UK retail was also severely under the cosh as lockdown took its toll right across the high street. Debenhams and Arcadia have fallen from grace amongst others. In total 124 retail operations have failed, with 20.620 units closing, resulting in close on 150,000 jobs being lost.  The hospitality sector was in even more disarray, shedding thousands of jobs. Oil had fallen to $11 a barrel in May but has subsequently picked up to circa $50. Investors wanted to believe in tomorrow and a ‘V-shaped’ recovery. However, it was far from clear, as to the timing of the pandemic’s disappearance.

 

The World’s Central banks were galvanised into action together with government assistance of eye-watering proportions such as furloughing schemes. Central banks vowed to keep interest rates as close to zero as possible for as long as three years, with the FED’S Jerome Powell being the most vociferous as well as active in providing gargantuan quantitative easing facilities. Global Government borrowing leapt off the scale, which with the low cost of borrowing, made the amounts borrowed within the bounds of acceptability rather diving into the world of ‘Hans Christian Andersen.’  The telephone numbers for UK public borrowing requirements, which according to the ONS could reach £372 billion by March 2021 have been well chronicled; So, no need for further elaboration, but suffice to say that some way down the line ‘the kissing will have to stop.’ Our children and grandchildren will have to pay for this eventually.

 

Who would have believed that US technology-based companies would have delivered investors out of the ‘house of financial bondage’ in the manner that they have? With lockdown, working conditions, lifestyles, education, and entertainment changed not only dramatically, but probably irrevocably. Hence technology became the ‘matinee idol’ in driving the global economic recovery process.  The gains made this year by the likes of Amazon (+72%), Alphabet (+28%), Apple (+77%), Microsoft (+39%), Netflix (+64%), Zoom (+388%), Facebook (+30%) and Tesla (+722%) were breath-taking in their magnitude. In 2020 the NASDAQ Composite has gained a staggering 43% in value.

 

The US has also enjoyed 407 IPOS this year, valued at $145 billion, including riveting debuts from Airbnb, Door-Dash, Palantir and Snowflake. The Hut Group was the UK’S largest IPO valued at £5.7 billion. The speed of the recovery process is entirely dependent on how quickly a vaccination can be rolled out to the world at large. The rejuvenation of travel and the movement of goods is of paramount importance.
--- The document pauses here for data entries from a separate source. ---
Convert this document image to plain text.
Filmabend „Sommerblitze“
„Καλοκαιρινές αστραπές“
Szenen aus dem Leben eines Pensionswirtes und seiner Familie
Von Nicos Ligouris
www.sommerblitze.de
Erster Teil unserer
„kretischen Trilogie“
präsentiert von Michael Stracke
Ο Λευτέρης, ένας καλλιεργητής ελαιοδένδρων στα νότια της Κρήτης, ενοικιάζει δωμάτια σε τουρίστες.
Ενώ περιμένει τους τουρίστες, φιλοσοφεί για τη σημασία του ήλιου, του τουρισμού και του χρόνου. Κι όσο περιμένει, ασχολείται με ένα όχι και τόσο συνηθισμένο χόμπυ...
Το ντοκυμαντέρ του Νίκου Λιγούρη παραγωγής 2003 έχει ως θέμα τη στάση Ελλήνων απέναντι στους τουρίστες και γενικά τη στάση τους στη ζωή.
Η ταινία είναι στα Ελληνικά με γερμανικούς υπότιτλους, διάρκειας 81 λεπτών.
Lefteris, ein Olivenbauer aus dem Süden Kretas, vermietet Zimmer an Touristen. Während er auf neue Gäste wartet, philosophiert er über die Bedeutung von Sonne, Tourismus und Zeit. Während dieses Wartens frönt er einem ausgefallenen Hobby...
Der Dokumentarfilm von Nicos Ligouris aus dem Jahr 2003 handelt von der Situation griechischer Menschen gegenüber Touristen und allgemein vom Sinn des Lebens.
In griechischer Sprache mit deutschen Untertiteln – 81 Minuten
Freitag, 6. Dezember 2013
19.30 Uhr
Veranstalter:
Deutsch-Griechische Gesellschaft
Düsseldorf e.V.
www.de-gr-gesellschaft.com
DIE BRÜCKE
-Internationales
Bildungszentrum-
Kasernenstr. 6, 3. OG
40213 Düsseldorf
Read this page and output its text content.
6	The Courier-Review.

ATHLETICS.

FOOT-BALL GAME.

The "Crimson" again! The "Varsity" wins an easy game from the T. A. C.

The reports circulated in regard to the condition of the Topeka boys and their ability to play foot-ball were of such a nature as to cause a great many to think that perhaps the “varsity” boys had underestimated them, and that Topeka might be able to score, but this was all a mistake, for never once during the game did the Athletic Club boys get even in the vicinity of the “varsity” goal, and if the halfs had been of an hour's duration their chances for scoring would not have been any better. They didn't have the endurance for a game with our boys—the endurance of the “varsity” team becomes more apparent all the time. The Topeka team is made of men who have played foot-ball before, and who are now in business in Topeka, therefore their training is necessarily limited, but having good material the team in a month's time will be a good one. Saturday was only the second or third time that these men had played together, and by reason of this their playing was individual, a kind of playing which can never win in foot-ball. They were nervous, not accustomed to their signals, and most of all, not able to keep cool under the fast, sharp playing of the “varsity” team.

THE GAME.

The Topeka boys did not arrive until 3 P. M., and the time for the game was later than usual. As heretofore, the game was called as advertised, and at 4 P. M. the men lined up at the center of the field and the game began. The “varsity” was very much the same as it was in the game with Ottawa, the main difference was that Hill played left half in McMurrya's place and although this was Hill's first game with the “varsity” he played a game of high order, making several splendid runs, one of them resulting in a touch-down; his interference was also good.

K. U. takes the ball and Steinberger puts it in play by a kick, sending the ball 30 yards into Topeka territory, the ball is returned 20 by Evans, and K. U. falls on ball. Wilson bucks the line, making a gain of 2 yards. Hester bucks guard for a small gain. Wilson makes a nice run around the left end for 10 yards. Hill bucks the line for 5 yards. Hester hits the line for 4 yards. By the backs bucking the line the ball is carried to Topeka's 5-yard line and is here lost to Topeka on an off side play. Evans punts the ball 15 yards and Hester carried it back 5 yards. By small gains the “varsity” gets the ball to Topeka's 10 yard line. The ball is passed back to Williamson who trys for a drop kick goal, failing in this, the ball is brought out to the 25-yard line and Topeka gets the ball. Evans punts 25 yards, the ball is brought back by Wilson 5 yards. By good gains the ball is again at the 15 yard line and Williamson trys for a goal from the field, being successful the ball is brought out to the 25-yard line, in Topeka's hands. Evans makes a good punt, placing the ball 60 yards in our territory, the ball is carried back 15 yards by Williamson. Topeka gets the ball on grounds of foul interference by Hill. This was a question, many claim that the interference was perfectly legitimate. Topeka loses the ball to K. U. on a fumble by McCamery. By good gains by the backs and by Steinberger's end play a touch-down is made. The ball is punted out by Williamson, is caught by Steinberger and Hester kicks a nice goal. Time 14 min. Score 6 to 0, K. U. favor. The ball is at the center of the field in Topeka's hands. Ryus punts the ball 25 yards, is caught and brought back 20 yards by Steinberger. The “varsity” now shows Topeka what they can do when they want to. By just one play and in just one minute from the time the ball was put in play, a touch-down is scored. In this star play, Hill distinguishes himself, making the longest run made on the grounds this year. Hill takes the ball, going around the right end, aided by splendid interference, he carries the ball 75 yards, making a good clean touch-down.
The UK could be well placed to ‘grasp the nettle.’ Now that a BREXIT trade deal appears to have been agreed, many companies in the FTSE 250 should provide splendid investment opportunities, despite the disappointing performance of FTSE 100, which has not been an accurate barometer of the UK’s economy for some years. 60% of its earnings are Dollar and Euro based. UK tech raised a record £11bn in venture capital this year, despite Covid-19 - More than France and Germany combined. Opportunity should knock before too long!